Reduces verbose memory text by 40-65%. No LLM calls, deterministic output.

import { compress } from '@sixdayswest/memq';

const result = compress(memoryContent);

// result.reduction_pct = 58.2
// result.original_tokens = 1394
// result.compressed_tokens = 583

`bulkOptimize(content)` — Deep cleanup with deduplication

Combines compression with deduplication. Catches months of accumulated redundancy — paraphrased duplicates, not just exact matches.
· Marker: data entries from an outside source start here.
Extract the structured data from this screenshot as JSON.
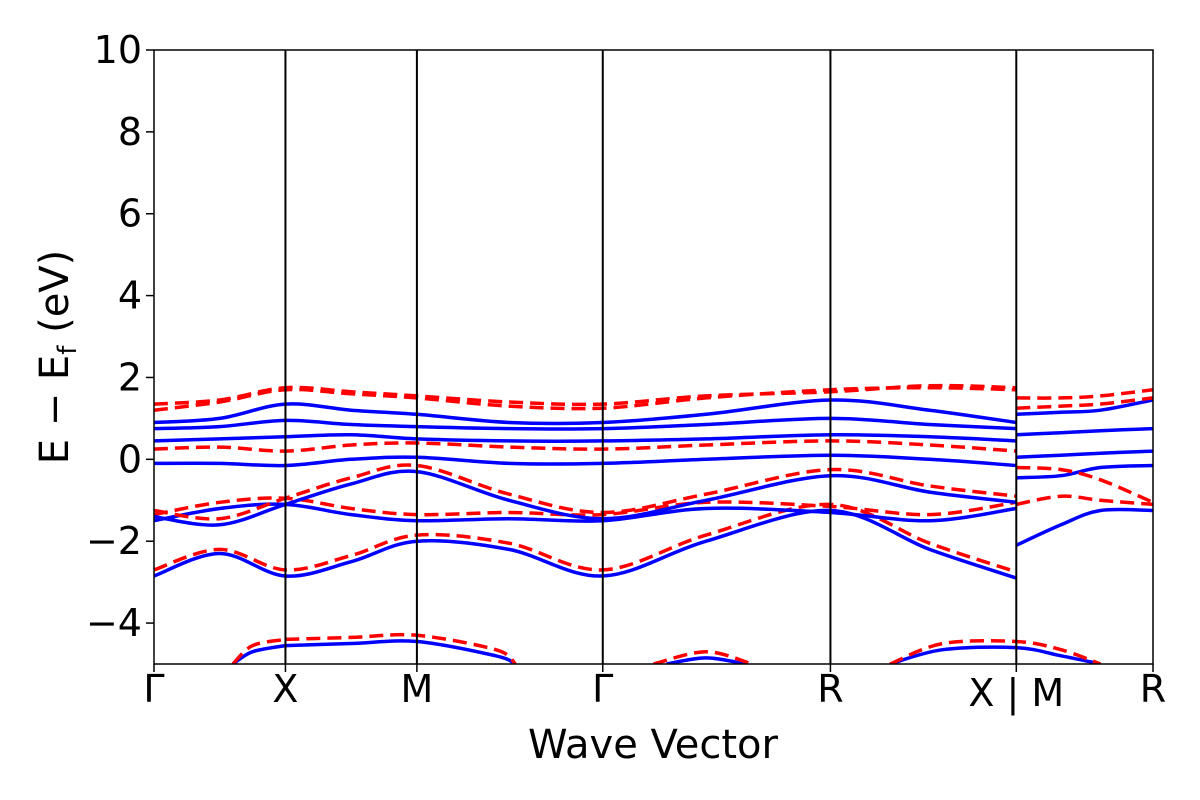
{
  "chart_data": {
    "type": "line",
    "title": "",
    "xlabel": "Wave Vector",
    "ylabel_main": "E − E",
    "ylabel_sub": "f",
    "ylabel_unit": " (eV)",
    "ylim": [
      -5,
      10
    ],
    "xlim": [
      0,
      7.6
    ],
    "yticks": [
      -4,
      -2,
      0,
      2,
      4,
      6,
      8,
      10
    ],
    "ytick_labels": [
      "−4",
      "−2",
      "0",
      "2",
      "4",
      "6",
      "8",
      "10"
    ],
    "kpoints": [
      {
        "label": "Γ",
        "x": 0.0
      },
      {
        "label": "X",
        "x": 1.0
      },
      {
        "label": "M",
        "x": 2.0
      },
      {
        "label": "Γ",
        "x": 3.414
      },
      {
        "label": "R",
        "x": 5.146
      },
      {
        "label": "X | M",
        "x": 6.56
      },
      {
        "label": "R",
        "x": 7.6
      }
    ],
    "vlines": [
      1.0,
      2.0,
      3.414,
      5.146,
      6.56
    ],
    "grid": false,
    "legend": "none",
    "colors": {
      "spin_up": "#0000ff",
      "spin_down": "#ff0000"
    },
    "series": [
      {
        "color": "#0000ff",
        "dash": "solid",
        "x": [
          0,
          0.5,
          1,
          1.5,
          2,
          2.7,
          3.414,
          4.2,
          5.146,
          5.9,
          6.56
        ],
        "y": [
          -2.85,
          -2.3,
          -2.85,
          -2.5,
          -2.0,
          -2.2,
          -2.85,
          -2.0,
          -1.25,
          -2.2,
          -2.9
        ]
      },
      {
        "color": "#ff0000",
        "dash": "dashed",
        "x": [
          0,
          0.5,
          1,
          1.5,
          2,
          2.7,
          3.414,
          4.2,
          5.146,
          5.9,
          6.56
        ],
        "y": [
          -2.7,
          -2.2,
          -2.7,
          -2.35,
          -1.85,
          -2.05,
          -2.7,
          -1.85,
          -1.1,
          -2.05,
          -2.75
        ]
      },
      {
        "color": "#0000ff",
        "dash": "solid",
        "x": [
          0,
          0.5,
          1,
          1.5,
          2,
          2.7,
          3.414,
          4.2,
          5.146,
          5.9,
          6.56
        ],
        "y": [
          -1.5,
          -1.2,
          -1.1,
          -1.35,
          -1.5,
          -1.45,
          -1.5,
          -1.2,
          -1.3,
          -1.5,
          -1.2
        ]
      },
      {
        "color": "#ff0000",
        "dash": "dashed",
        "x": [
          0,
          0.5,
          1,
          1.5,
          2,
          2.7,
          3.414,
          4.2,
          5.146,
          5.9,
          6.56
        ],
        "y": [
          -1.35,
          -1.05,
          -0.95,
          -1.2,
          -1.35,
          -1.3,
          -1.35,
          -1.05,
          -1.15,
          -1.35,
          -1.05
        ]
      },
      {
        "color": "#0000ff",
        "dash": "solid",
        "x": [
          0,
          0.5,
          1,
          1.5,
          2,
          2.7,
          3.414,
          4.2,
          5.146,
          5.9,
          6.56
        ],
        "y": [
          -1.4,
          -1.6,
          -1.1,
          -0.6,
          -0.3,
          -1.0,
          -1.45,
          -1.0,
          -0.4,
          -0.8,
          -1.05
        ]
      },
      {
        "color": "#ff0000",
        "dash": "dashed",
        "x": [
          0,
          0.5,
          1,
          1.5,
          2,
          2.7,
          3.414,
          4.2,
          5.146,
          5.9,
          6.56
        ],
        "y": [
          -1.25,
          -1.45,
          -0.95,
          -0.45,
          -0.15,
          -0.85,
          -1.3,
          -0.85,
          -0.25,
          -0.65,
          -0.9
        ]
      },
      {
        "color": "#0000ff",
        "dash": "solid",
        "x": [
          0,
          0.5,
          1,
          1.5,
          2,
          2.7,
          3.414,
          4.2,
          5.146,
          5.9,
          6.56
        ],
        "y": [
          -0.1,
          -0.1,
          -0.15,
          0.0,
          0.05,
          -0.1,
          -0.1,
          0.0,
          0.1,
          0.0,
          -0.15
        ]
      },
      {
        "color": "#ff0000",
        "dash": "dashed",
        "x": [
          0,
          0.5,
          1,
          1.5,
          2,
          2.7,
          3.414,
          4.2,
          5.146,
          5.9,
          6.56
        ],
        "y": [
          0.25,
          0.3,
          0.2,
          0.35,
          0.4,
          0.3,
          0.25,
          0.35,
          0.45,
          0.35,
          0.2
        ]
      },
      {
        "color": "#0000ff",
        "dash": "solid",
        "x": [
          0,
          0.5,
          1,
          1.5,
          2,
          2.7,
          3.414,
          4.2,
          5.146,
          5.9,
          6.56
        ],
        "y": [
          0.45,
          0.5,
          0.55,
          0.6,
          0.5,
          0.45,
          0.45,
          0.5,
          0.6,
          0.55,
          0.45
        ]
      },
      {
        "color": "#0000ff",
        "dash": "solid",
        "x": [
          0,
          0.5,
          1,
          1.5,
          2,
          2.7,
          3.414,
          4.2,
          5.146,
          5.9,
          6.56
        ],
        "y": [
          0.75,
          0.8,
          0.95,
          0.85,
          0.8,
          0.75,
          0.75,
          0.85,
          1.0,
          0.85,
          0.75
        ]
      },
      {
        "color": "#0000ff",
        "dash": "solid",
        "x": [
          0,
          0.5,
          1,
          1.5,
          2,
          2.7,
          3.414,
          4.2,
          5.146,
          5.9,
          6.56
        ],
        "y": [
          0.9,
          1.0,
          1.35,
          1.2,
          1.1,
          0.9,
          0.9,
          1.1,
          1.45,
          1.2,
          0.9
        ]
      },
      {
        "color": "#ff0000",
        "dash": "dashed",
        "x": [
          0,
          0.5,
          1,
          1.5,
          2,
          2.7,
          3.414,
          4.2,
          5.146,
          5.9,
          6.56
        ],
        "y": [
          1.2,
          1.4,
          1.7,
          1.6,
          1.5,
          1.3,
          1.25,
          1.5,
          1.7,
          1.75,
          1.7
        ]
      },
      {
        "color": "#ff0000",
        "dash": "dashed",
        "x": [
          0,
          0.5,
          1,
          1.5,
          2,
          2.7,
          3.414,
          4.2,
          5.146,
          5.9,
          6.56
        ],
        "y": [
          1.35,
          1.45,
          1.75,
          1.65,
          1.55,
          1.4,
          1.35,
          1.55,
          1.65,
          1.8,
          1.75
        ]
      },
      {
        "color": "#0000ff",
        "dash": "solid",
        "x": [
          1,
          1.5,
          2,
          2.6,
          2.75
        ],
        "y": [
          -4.55,
          -4.5,
          -4.45,
          -4.8,
          -5.0
        ]
      },
      {
        "color": "#ff0000",
        "dash": "dashed",
        "x": [
          1,
          1.5,
          2,
          2.6,
          2.75
        ],
        "y": [
          -4.4,
          -4.35,
          -4.3,
          -4.65,
          -5.0
        ]
      },
      {
        "color": "#0000ff",
        "dash": "solid",
        "x": [
          0.6,
          0.75,
          1.0
        ],
        "y": [
          -5.0,
          -4.7,
          -4.55
        ]
      },
      {
        "color": "#ff0000",
        "dash": "dashed",
        "x": [
          0.6,
          0.75,
          1.0
        ],
        "y": [
          -5.0,
          -4.55,
          -4.4
        ]
      },
      {
        "color": "#0000ff",
        "dash": "solid",
        "x": [
          3.9,
          4.2,
          4.5
        ],
        "y": [
          -5.0,
          -4.85,
          -5.0
        ]
      },
      {
        "color": "#ff0000",
        "dash": "dashed",
        "x": [
          3.8,
          4.2,
          4.55
        ],
        "y": [
          -5.0,
          -4.7,
          -5.0
        ]
      },
      {
        "color": "#0000ff",
        "dash": "solid",
        "x": [
          5.6,
          6.0,
          6.56,
          6.9,
          7.2
        ],
        "y": [
          -5.0,
          -4.65,
          -4.6,
          -4.8,
          -5.0
        ]
      },
      {
        "color": "#ff0000",
        "dash": "dashed",
        "x": [
          5.6,
          6.0,
          6.56,
          6.9,
          7.2
        ],
        "y": [
          -5.0,
          -4.5,
          -4.45,
          -4.65,
          -5.0
        ]
      },
      {
        "color": "#0000ff",
        "dash": "solid",
        "x": [
          6.56,
          6.9,
          7.2,
          7.6
        ],
        "y": [
          -2.1,
          -1.6,
          -1.25,
          -1.25
        ]
      },
      {
        "color": "#ff0000",
        "dash": "dashed",
        "x": [
          6.56,
          6.9,
          7.2,
          7.6
        ],
        "y": [
          -1.1,
          -0.9,
          -1.0,
          -1.1
        ]
      },
      {
        "color": "#0000ff",
        "dash": "solid",
        "x": [
          6.56,
          6.9,
          7.2,
          7.6
        ],
        "y": [
          -0.45,
          -0.4,
          -0.2,
          -0.15
        ]
      },
      {
        "color": "#ff0000",
        "dash": "dashed",
        "x": [
          6.56,
          6.9,
          7.2,
          7.6
        ],
        "y": [
          -0.2,
          -0.25,
          -0.5,
          -1.05
        ]
      },
      {
        "color": "#0000ff",
        "dash": "solid",
        "x": [
          6.56,
          6.9,
          7.2,
          7.6
        ],
        "y": [
          0.05,
          0.1,
          0.15,
          0.2
        ]
      },
      {
        "color": "#0000ff",
        "dash": "solid",
        "x": [
          6.56,
          6.9,
          7.2,
          7.6
        ],
        "y": [
          0.6,
          0.65,
          0.7,
          0.75
        ]
      },
      {
        "color": "#0000ff",
        "dash": "solid",
        "x": [
          6.56,
          6.9,
          7.2,
          7.6
        ],
        "y": [
          1.1,
          1.15,
          1.2,
          1.45
        ]
      },
      {
        "color": "#ff0000",
        "dash": "dashed",
        "x": [
          6.56,
          6.9,
          7.2,
          7.6
        ],
        "y": [
          1.5,
          1.5,
          1.55,
          1.7
        ]
      },
      {
        "color": "#ff0000",
        "dash": "dashed",
        "x": [
          6.56,
          6.9,
          7.2,
          7.6
        ],
        "y": [
          1.25,
          1.3,
          1.35,
          1.5
        ]
      }
    ]
  }
}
import { bulkOptimize } from '@sixdayswest/memq';

const result = bulkOptimize(largeMemoryFile);

// result.reduction_pct = 94.7  (on a real 9,626-token file)
// result.duplicates_removed = 460
// result.sections_found = 16

Supported Memory Formats

OpenClaw MEMORY.md — 'openclaw-md'
Claude CLAUDE.md — 'claude-md'
ChatGPT memories — 'chatgpt'
Google Always-On Memory agent records — 'google-aom'
Any markdown — 'generic'

Integration Examples

OpenClaw Context Engine

import { recall } from '@sixdayswest/memq';

export async function onContextLoad(query, memoryContent) {
  const { recalled } = recall(query, memoryContent, 2000);
  return recalled;
}

Claude Code / CLAUDE.md

import { recall, bulkOptimize } from '@sixdayswest/memq';
import { readFileSync, writeFileSync } from 'fs';

// At session start — selective recall
const memory = readFileSync('CLAUDE.md', 'utf-8');
const relevant = recall(userMessage, memory, 3000, { format: 'claude-md' });

// Monthly cleanup
const optimized = bulkOptimize(memory, 'claude-md');
writeFileSync('CLAUDE.compressed.md', optimized.optimized);

Any Agent Framework

import { recall } from '@sixdayswest/memq';

// Works with LangChain, CrewAI, AutoGen, or custom agents
const memory = loadMemoryFromAnywhere();
const { recalled, tokens_saved } = recall(currentTask, memory);

Performance

recall: <50ms for memory files under 100K tokens
compress: <50ms for inputs under 50K tokens
bulkOptimize: <2s for inputs under 100K tokens
Handles inputs up to 200K+ tokens
Zero external network calls

Cost Savings

A user with 50K tokens of memory making 200 queries/day on Claude Sonnet:

Without MemQ: ~$900/month in input tokens
With MemQ recall: ~$45/month (95% reduction)
With compression + recall: ~$25/month

Savings scale with memory size and query volume.

Pricing

Free: 30 calls/day
Pro ($4.99/mo): 90 calls/day
Plus ($9.99/mo): 200 calls/day
Team ($14.99/seat/mo): Unlimited

Set MEMQ_LICENSE_KEY in your environment to activate your plan.

API Reference

RecallResult

interface RecallResult {
  recalled: string;
  query: string;
  sections_scanned: number;
  sections_returned: number;
  items_scanned: number;
  items_returned: number;
  tokens_returned: number;
  tokens_saved: number;
  relevance_scores: { section: string; score: number; items_matched: number }[];
}

CompressResult

interface CompressResult {
  compressed: string;
  original_tokens: number;
  compressed_tokens: number;
  reduction_pct: number;
}

BulkOptimizeResult

interface BulkOptimizeResult {
  optimized: string;
  tokens_before: number;
  tokens_after: number;
  reduction_pct: number;
  duplicates_removed: number;
  sections_found: number;
}

HTTP API

MemQ also runs as a hosted API. See the hosted API on RapidAPI.

License

Business Source License 1.1 (BUSL-1.1). Free to use. Cannot be offered as a competing hosted service. See LICENSE for details.